Mobile Times PC auf vier Rädern
Startseite : Services : Stories : PC auf vier Rädern

Uwe Dormann, Inperio Systems
Uwe Dormann, Inperio Systems

Über PC im Auto ist schon viel geredet und vielleicht noch mehr geschrieben worden. Nun dürfte es aber Ernst werden, denn die bayrische Firma EEPD (Electronic Production and Distribution) bzw. ihre jüngere Schwester Inperio Systems hat jetzt mit dem Envader Mobile II den weltweit ersten serienreifen Car-PC vorgestellt, der die bekannte Standardarchitektur in das rollende Gefährt integrieren kann.
    Dass es sich wirklich um eine weltweite Neuheit handelt, die von der ziemlich unbekannten Firma aus Oberbayern vorgestellt wurde, erkennt man schon daran, dass zu den Sponsoren der Vorstellung Branchenschwergewichte wie Microsoft und Intel, aber auch Hewlett Packard, Navigon, der Elektronikhandelsriese Medion und andere gehörten.
    Im ersten Moment scheint ein PC im Auto ja nichts Besonderes zu sein, denn die bekannten Navigationssysteme und auch die früheren Bordcomputer waren ja eine Art von persönlichem Computer. Hier aber handelt es sich tatsächlich um einen vollwertigen Windows-PC, der im Auto eingebaut ist. Welche Probleme dabei zu lösen sind, ist leicht aufgezählt:

Platz
Die Platzprobleme sind relativ leicht einsichtig: Autos sind heute sehr kompakt gebaut und ungenützter Raum praktisch nicht vorhanden.
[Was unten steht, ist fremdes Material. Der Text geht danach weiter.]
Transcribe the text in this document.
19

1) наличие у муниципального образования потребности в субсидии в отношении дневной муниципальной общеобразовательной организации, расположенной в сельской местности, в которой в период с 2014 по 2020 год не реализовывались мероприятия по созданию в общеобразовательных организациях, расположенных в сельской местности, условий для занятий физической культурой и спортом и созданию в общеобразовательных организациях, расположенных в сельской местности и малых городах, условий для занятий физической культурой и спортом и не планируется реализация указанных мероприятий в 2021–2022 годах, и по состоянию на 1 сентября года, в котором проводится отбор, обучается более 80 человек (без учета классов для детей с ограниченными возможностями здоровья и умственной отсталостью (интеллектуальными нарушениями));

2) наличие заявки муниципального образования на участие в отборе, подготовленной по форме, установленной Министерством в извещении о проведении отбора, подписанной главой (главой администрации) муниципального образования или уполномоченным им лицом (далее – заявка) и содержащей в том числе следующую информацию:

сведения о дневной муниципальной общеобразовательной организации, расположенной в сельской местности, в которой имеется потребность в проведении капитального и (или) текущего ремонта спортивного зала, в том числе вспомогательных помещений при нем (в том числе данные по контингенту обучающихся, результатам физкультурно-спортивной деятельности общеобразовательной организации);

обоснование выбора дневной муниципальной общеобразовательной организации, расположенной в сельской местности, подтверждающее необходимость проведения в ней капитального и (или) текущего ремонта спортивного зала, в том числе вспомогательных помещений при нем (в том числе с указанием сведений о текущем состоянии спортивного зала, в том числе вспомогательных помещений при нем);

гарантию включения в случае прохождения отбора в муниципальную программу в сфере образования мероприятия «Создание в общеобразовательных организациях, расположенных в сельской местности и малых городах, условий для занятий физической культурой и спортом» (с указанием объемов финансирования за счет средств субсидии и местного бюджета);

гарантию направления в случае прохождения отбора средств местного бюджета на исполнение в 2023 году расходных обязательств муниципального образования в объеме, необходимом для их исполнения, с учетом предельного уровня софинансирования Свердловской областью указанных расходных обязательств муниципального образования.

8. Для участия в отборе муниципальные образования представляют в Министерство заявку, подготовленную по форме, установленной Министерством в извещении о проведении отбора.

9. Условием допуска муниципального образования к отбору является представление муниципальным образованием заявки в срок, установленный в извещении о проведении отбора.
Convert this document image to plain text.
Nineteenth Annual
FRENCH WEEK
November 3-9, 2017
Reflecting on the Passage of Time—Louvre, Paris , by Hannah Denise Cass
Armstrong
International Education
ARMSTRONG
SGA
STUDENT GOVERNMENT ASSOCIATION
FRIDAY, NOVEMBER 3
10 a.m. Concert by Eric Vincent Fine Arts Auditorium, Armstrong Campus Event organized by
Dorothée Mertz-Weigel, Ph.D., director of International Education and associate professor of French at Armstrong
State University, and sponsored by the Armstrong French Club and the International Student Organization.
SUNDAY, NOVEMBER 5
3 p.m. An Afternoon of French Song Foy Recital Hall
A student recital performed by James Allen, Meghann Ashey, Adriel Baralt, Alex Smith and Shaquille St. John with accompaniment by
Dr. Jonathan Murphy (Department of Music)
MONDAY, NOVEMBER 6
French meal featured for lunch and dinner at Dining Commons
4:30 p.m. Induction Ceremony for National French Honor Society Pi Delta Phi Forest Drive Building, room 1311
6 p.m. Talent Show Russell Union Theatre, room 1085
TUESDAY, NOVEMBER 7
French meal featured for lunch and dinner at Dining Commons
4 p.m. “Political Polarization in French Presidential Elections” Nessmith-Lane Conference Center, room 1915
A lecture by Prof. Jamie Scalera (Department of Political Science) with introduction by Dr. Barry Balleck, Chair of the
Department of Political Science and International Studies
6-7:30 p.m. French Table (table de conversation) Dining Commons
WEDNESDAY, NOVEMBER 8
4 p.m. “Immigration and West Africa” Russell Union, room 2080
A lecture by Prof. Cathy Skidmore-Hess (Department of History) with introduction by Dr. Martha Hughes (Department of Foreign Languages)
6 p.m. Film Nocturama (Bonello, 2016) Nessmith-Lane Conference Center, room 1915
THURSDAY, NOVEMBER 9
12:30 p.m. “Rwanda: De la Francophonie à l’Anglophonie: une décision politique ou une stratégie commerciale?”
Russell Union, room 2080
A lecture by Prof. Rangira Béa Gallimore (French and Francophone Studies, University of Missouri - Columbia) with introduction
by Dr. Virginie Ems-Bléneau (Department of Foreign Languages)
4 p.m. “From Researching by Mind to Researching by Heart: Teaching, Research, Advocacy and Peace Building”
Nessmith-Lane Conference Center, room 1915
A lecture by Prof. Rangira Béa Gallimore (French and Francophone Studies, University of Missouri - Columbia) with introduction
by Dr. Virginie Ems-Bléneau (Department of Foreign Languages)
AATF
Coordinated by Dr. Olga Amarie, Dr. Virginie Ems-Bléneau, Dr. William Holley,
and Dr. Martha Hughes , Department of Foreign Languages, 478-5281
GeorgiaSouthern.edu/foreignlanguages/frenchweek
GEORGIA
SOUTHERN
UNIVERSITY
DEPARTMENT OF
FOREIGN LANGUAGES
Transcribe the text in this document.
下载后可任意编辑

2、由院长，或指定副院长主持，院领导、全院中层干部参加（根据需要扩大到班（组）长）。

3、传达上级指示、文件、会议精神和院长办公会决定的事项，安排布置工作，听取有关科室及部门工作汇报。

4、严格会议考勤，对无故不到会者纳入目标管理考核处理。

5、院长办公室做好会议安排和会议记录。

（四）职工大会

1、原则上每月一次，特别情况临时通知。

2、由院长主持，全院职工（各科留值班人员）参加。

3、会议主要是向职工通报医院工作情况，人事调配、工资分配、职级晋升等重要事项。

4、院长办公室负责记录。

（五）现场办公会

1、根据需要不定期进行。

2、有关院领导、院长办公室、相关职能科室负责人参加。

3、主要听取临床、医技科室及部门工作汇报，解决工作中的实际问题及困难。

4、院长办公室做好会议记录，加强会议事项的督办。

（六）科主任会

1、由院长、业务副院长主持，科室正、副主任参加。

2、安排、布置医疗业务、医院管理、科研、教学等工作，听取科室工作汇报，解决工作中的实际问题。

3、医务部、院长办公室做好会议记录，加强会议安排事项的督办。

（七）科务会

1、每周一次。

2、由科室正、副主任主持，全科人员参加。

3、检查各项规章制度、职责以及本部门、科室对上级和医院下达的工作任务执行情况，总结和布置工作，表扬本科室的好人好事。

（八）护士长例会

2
Einziger Standardplatz ist der bekannte Radioeinschub 1-DIN (17,80 × 5,02 × 16,24 cm), der aber oft schon durch ein Autoradio belegt ist. Dann bleibt meist nur der Verbau des PC im Handschuhfach - was auch nicht immer Freude macht.

Mechanik
Mechanische Probleme ergeben sich schon daraus, dass Autos nicht ruhig stehen, sondern über gelegentlich auch holprige Strassen fahren. Dazu kommen die unvermeidlichen Vibrationen, Schocks durch plötzliches Bremsen, allenfalls auch Zusammenstösse und schliesslich soll das Gerät auch in der Autowerkstatt überleben, muss also Falltests auf Beton aushalten.

Klima
Das die Temperaturen in Autos höher werden können als im Wohnzimmer oder Garten ist jedem Autobesitzer, der seinen Wagen einmal in der Sonne stehen gelassen hat, bekannt. Während ein normaler PC auf eine Temperaturbandbreite von -40°C bis +50°C ausgelegt sein sollte, muss der Car-PC in einem Bereich zwischen -40°C und +80°C einwandfrei funktionieren. Diese Temperaturunterschiede müssen dazu noch schnell verkraftet werden, denn wenn das Auto in der Sonne gestanden ist und die Innentemperatur entsprechend hoch gestiegen ist, wird im Normalfall die Klimaanlage angeworfen und die Raumtemperatur sehr rasch heruntergekühlt. Der Car-PC muss also auch Temperaturschocks aushalten. Dazu kommt, dass die Luftfeuchtigkeit sehr stark variieren kann.

Elektrik
Was wenige Autobesitzer wissen ist, dass die Spannung, die an das Bordnetz geliefert wird, zwischen sechs und 18 Volt schwanken kann. Im Extremfalls - wenn die Batterieklemmen nicht gut sitzen - kann es zum so genannten «Load Dump Verhalten» kommen. Das heisst, der Laderegler bekommt die Information, dass der Akku leer ist und regelt auf Maximum, um ihn möglichst rasch wieder zu laden. Dabei kann laut EEPD die Spannung sogar bis auf 20 Volt steigen, um, wenn der Kontakt kurzfristig wieder hergestellt ist, ebenso rasch wieder abzufallen. Schliesslich muss man auch noch dafür sorgen, dass der Ruhestrom des Car-PC möglichst gering ist, damit im Ruhezustand nicht der Akku geleert wird.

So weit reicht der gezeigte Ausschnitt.